Bisnis.com, JAKARTA—PT Industri Baterai Indonesia atau Indonesia Battery Corporation (IBC) menargetkan mulai melakukan pembangunan pabrik baterai untuk kendaraan listrik pada 2022.
Direktur Utama IBC Toto Nugroho mengatakan bahwa hingga saat ini holding baterai bersama dua calon mitra global, yakni Konsorsium LG (LG Energy Solution) asal Korea Selatan dan Konsorsium CBL atau Contemporary Amperex Technology Co. Ltd (CATL) asal China, masih melakukan kajian bersama terkait proyek tersebut.
Kajian yang dilakukan meliputi pengembangan proyek, studi kelayakan, hingga struktur pendanaan. Rencananya, pembangunan pabrik baterai sel tahap pertama berkapasitas 10 gigawatt hour (GWh) akan dimulai pada 2022.
“Di 2022 akan ada satu pabrik 10 GWh yang menjadi breakthrough untuk dapat quick solution produksi baterai di Indonesia,” katanya dalam acara Investor Daily Summit 2021, Rabu (14/7/2021).
Setelah itu, kata Toto, fasilitas lain yang menjadi bagian dari rantai nilai proyek baterai kendaraan listrik secara end to end, seperti smelter RKEF dan HPAL, serta pabrik daur ulang ditargetkan dapat mulai beroperasi pada 2024.
Adapun, pabrik baterai sel ditargetkan dapat mulai beroperasi pada 2025. “Sehingga pada 2025 inilah baru bisa kita dapatkan baterai di Indonesia dengan skala besar. Benar-benar produksi di Indonesia,” ujarnya.
Menurutnya, total investasi proyek baterai kendaraan listrik secara end to end dengan kapasitas 140 GWh diperkirakan mencapai US$15,3 miliar.
Dengan kapasitas produksi produksi yang mencapai 140 GWh, IBC akan menjadi salah satu pemain baterai kendaraan listrik dunia.

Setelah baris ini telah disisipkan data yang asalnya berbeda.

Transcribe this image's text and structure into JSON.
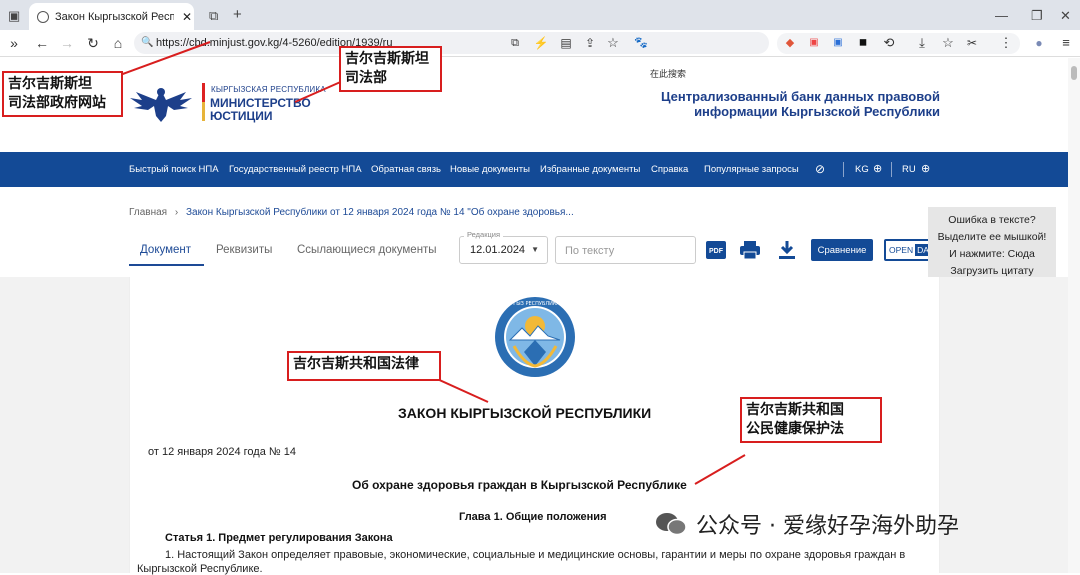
{
  "browser": {
    "tab_title": "Закон Кыргызской Республ",
    "tab_close": "✕",
    "new_tab": "+",
    "url": "https://cbd.minjust.gov.kg/4-5260/edition/1939/ru",
    "search_engine_label": "在此搜索"
  },
  "site": {
    "logo_small": "КЫРГЫЗСКАЯ РЕСПУБЛИКА",
    "logo_big_line1": "МИНИСТЕРСТВО",
    "logo_big_line2": "ЮСТИЦИИ",
    "header_line1": "Централизованный банк данных правовой",
    "header_line2": "информации Кыргызской Республики"
  },
  "nav": {
    "items": [
      "Быстрый поиск НПА",
      "Государственный реестр НПА",
      "Обратная связь",
      "Новые документы",
      "Избранные документы",
      "Справка",
      "Популярные запросы"
    ],
    "lang_kg": "KG",
    "lang_ru": "RU"
  },
  "breadcrumb": {
    "home": "Главная",
    "sep": "›",
    "current": "Закон Кыргызской Республики от 12 января 2024 года № 14 \"Об охране здоровья..."
  },
  "doc_tabs": [
    "Документ",
    "Реквизиты",
    "Ссылающиеся документы"
  ],
  "edition": {
    "label": "Редакция",
    "value": "12.01.2024"
  },
  "search_placeholder": "По тексту",
  "buttons": {
    "compare": "Сравнение",
    "open": "OPEN",
    "data": "DATA",
    "pdf": "PDF"
  },
  "help": {
    "line1": "Ошибка в тексте?",
    "line2": "Выделите ее мышкой!",
    "line3": "И нажмите: Сюда",
    "line4": "Загрузить цитату"
  },
  "document": {
    "emblem_text": "КЫРГЫЗ РЕСПУБЛИКАСЫ",
    "title": "ЗАКОН КЫРГЫЗСКОЙ РЕСПУБЛИКИ",
    "date": "от 12 января 2024 года № 14",
    "subtitle": "Об охране здоровья граждан в Кыргызской Республике",
    "chapter": "Глава 1. Общие положения",
    "article": "Статья 1. Предмет регулирования Закона",
    "para1": "1. Настоящий Закон определяет правовые, экономические, социальные и медицинские основы, гарантии и меры по охране здоровья граждан в",
    "para2": "Кыргызской Республике."
  },
  "annotations": {
    "site_line1": "吉尔吉斯斯坦",
    "site_line2": "司法部政府网站",
    "ministry_line1": "吉尔吉斯斯坦",
    "ministry_line2": "司法部",
    "law": "吉尔吉斯共和国法律",
    "health_line1": "吉尔吉斯共和国",
    "health_line2": "公民健康保护法"
  },
  "watermark": "公众号 · 爱缘好孕海外助孕",
  "colors": {
    "nav_blue": "#134a96",
    "anno_red": "#d81e1e",
    "header_blue": "#1d3f8a"
  }
}
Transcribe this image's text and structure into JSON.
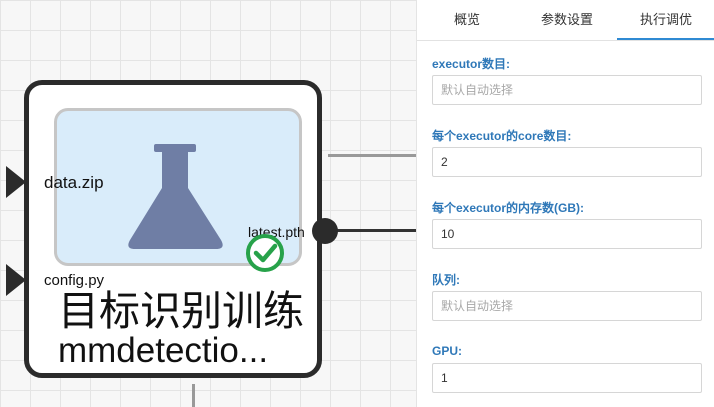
{
  "canvas": {
    "node": {
      "title": "目标识别训练",
      "subtitle": "mmdetectio...",
      "inputs": [
        {
          "label": "data.zip"
        },
        {
          "label": "config.py"
        }
      ],
      "output": {
        "label": "latest.pth"
      },
      "status": "success"
    }
  },
  "panel": {
    "tabs": [
      {
        "label": "概览"
      },
      {
        "label": "参数设置"
      },
      {
        "label": "执行调优"
      }
    ],
    "active_tab": "执行调优",
    "accent_color": "#2f8ad3",
    "fields": [
      {
        "label": "executor数目:",
        "value": "",
        "placeholder": "默认自动选择"
      },
      {
        "label": "每个executor的core数目:",
        "value": "2",
        "placeholder": ""
      },
      {
        "label": "每个executor的内存数(GB):",
        "value": "10",
        "placeholder": ""
      },
      {
        "label": "队列:",
        "value": "",
        "placeholder": "默认自动选择"
      },
      {
        "label": "GPU:",
        "value": "1",
        "placeholder": ""
      }
    ]
  }
}
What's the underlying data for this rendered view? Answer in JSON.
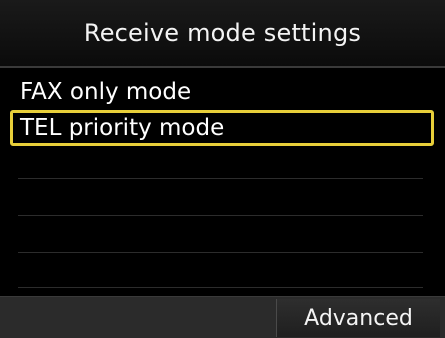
{
  "header": {
    "title": "Receive mode settings"
  },
  "menu": {
    "items": [
      {
        "label": "FAX only mode",
        "selected": false
      },
      {
        "label": "TEL priority mode",
        "selected": true
      }
    ]
  },
  "footer": {
    "advanced_label": "Advanced"
  },
  "colors": {
    "background": "#000000",
    "selection_border": "#e8cf3a",
    "text": "#ffffff"
  }
}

“Dengan produksi 140 GWh, IBC mungkin saat itu jadi pemain dengan produksi baterai sel 20 persen kebutuhan dunia. Jadi sudah termasuk pemain global, dan harusnya dengan integrasi kami sampai industri nikel, kami mendapat nilai kompetitif dari segi keekonomian,” jelasnya.